As the abstract graph-like structure of statements is not enough for applications, standard vocabularies are needed. The core RDF vocabularies (see, e.g., the names in the RDF/XML Syntax) include structures for expressing types of objects and simple structures such as bags and lists. When enhanced with the RDF Schema vocabulary, it becomes possible to describe systems including user-defined classes and properties which typically appear in, e.g., thesauri applications (see, e.g., SKOS). By agreeing upon more expressive predicates (and the associated standard concepts), more complex systems, such as domain ontologies (via OWL; see also the ontology examples in the OWL Guide) and rules (via RIF), can also captured.

Since the Semantic web may be perceived as a large database, it is natural to retrieve data upon queries. The SPARQL Protocol and RDF Query Language ( SPARQL) defines a SQL-like query language for making queries for RDF (see an example of restricted query). A typical SPARQL query is a text message that retrieves an XML document or an RDF graph.
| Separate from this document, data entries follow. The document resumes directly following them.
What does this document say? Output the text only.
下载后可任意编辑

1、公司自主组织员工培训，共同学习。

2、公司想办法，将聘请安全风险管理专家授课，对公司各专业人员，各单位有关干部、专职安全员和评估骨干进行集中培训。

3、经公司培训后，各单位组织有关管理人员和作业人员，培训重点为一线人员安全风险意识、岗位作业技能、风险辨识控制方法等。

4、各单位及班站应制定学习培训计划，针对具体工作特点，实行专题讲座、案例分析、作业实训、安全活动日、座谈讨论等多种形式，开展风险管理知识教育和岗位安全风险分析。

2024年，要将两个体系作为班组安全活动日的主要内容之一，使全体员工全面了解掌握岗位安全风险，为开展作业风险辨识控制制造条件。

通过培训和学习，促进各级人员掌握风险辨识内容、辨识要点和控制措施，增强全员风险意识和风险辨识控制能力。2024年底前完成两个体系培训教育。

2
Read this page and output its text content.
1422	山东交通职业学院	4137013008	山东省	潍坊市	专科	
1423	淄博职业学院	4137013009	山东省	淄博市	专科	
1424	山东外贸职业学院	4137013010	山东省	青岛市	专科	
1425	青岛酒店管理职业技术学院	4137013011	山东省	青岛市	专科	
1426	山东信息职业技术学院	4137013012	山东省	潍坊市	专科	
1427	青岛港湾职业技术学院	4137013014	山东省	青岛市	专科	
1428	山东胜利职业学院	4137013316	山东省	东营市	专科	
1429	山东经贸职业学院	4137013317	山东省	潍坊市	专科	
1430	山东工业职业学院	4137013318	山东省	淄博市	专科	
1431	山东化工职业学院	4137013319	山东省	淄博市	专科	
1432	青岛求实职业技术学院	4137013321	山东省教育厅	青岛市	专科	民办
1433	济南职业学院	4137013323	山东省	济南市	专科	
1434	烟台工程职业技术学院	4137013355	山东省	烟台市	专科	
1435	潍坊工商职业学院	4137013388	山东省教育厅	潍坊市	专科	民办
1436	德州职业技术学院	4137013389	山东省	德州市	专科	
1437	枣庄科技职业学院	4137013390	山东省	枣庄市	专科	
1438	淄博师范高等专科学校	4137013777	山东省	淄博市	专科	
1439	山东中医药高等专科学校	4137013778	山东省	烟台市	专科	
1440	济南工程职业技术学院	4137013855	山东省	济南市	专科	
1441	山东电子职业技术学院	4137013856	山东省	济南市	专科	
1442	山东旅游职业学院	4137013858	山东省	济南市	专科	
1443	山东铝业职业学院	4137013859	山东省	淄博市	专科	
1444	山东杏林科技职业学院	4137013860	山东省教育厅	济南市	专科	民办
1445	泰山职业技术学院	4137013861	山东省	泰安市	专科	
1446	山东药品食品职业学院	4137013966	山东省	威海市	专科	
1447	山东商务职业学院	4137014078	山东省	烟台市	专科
By default, a standard SPARQL query only analyses the structure of the RDF graph and thus retrieves explicitly written data. With certain assumptions, a SPARQL processor may be equipped with a reasoning service that enables retrieving data also about the virtual statements, i.e. statements that can be logically deduced from the RDF graph(s). Note that the current SPARQL specification only defines the process of querying data, asserting (new) statements is done via a processor-specific API (e.g. with the Jena API).